En 2001, sept ans avant de réaliser son premier long métrage, Steve McQueen réalise 7th Nov, une installation qui figure dans sa prochaine rétrospective à la Tate Modern. Visuellement, il s’agit de son œuvre la plus minimaliste : la projection d’une seule photographie fixe de la couronne de la tête d’un homme allongé, qui est coupée en deux par une longue cicatrice incurvée. Et pourtant, elle possède une charge viscérale qui déstabilise plus que toute autre pièce de l’exposition. Ce pouvoir réside dans le monologue qui l’accompagne, dans lequel Marcus, le cousin de McQueen, raconte avec des détails brutalement graphiques les terribles événements du jour où il a accidentellement tiré sur son propre frère et l’a tué.

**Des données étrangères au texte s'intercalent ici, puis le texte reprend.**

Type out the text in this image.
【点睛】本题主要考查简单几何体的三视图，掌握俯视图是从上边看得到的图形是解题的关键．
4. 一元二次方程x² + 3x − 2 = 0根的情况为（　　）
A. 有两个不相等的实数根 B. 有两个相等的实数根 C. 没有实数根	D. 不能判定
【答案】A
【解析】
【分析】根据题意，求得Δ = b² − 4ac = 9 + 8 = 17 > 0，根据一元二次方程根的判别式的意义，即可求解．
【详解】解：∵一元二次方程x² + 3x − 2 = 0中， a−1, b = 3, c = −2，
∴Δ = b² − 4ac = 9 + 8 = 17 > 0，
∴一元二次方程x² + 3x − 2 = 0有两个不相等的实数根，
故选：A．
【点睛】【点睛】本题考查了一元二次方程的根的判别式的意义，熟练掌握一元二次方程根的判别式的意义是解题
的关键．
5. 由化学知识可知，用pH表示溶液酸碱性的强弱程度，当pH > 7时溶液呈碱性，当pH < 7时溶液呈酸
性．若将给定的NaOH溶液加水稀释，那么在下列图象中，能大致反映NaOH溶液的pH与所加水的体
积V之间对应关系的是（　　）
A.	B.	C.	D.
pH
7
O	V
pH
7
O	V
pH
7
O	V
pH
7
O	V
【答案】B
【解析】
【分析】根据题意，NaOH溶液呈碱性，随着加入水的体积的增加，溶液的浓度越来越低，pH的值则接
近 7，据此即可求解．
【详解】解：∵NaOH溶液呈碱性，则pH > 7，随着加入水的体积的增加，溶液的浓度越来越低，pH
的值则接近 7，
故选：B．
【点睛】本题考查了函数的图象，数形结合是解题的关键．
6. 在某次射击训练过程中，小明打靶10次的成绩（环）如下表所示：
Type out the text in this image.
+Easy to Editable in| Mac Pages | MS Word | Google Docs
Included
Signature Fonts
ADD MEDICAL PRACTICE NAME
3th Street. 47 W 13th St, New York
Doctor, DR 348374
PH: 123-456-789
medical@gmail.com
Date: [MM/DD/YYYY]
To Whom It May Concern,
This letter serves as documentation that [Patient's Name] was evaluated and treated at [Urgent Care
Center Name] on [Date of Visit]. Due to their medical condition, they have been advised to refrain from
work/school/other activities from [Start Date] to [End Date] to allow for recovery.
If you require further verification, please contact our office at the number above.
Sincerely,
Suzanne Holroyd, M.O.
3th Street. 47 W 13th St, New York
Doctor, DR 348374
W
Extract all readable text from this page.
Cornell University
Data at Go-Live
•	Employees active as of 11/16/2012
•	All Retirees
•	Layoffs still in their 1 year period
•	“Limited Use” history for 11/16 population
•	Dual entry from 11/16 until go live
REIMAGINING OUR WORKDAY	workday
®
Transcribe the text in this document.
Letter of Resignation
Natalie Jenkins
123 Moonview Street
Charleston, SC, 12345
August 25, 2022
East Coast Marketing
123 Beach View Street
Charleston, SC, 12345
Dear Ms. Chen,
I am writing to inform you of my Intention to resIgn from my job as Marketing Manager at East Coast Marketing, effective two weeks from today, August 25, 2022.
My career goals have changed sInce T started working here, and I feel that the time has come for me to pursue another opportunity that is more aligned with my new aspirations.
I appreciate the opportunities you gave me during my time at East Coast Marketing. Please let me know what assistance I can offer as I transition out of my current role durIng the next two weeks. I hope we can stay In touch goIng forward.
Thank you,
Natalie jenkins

7 Nov peut être considéré rétrospectivement comme un signal de ce qui allait arriver alors que McQueen faisait la transition d’artiste à réalisateur, créant des longs métrages acclamés qui fusionnaient la rigueur formelle avec un style narratif souvent impitoyable dans sa description de l’endurance humaine.
« C’était dur, je peux vous le dire », dit-il, lorsque je l’interroge sur le 7 novembre. « Je savais ce qui s’était passé, bien sûr, mais lorsque j’étais assis dans cette pièce à enregistrer mon cousin, j’entendais l’histoire complète pour la première fois. Je veux dire, je n’en avais aucune idée. Aucune idée. »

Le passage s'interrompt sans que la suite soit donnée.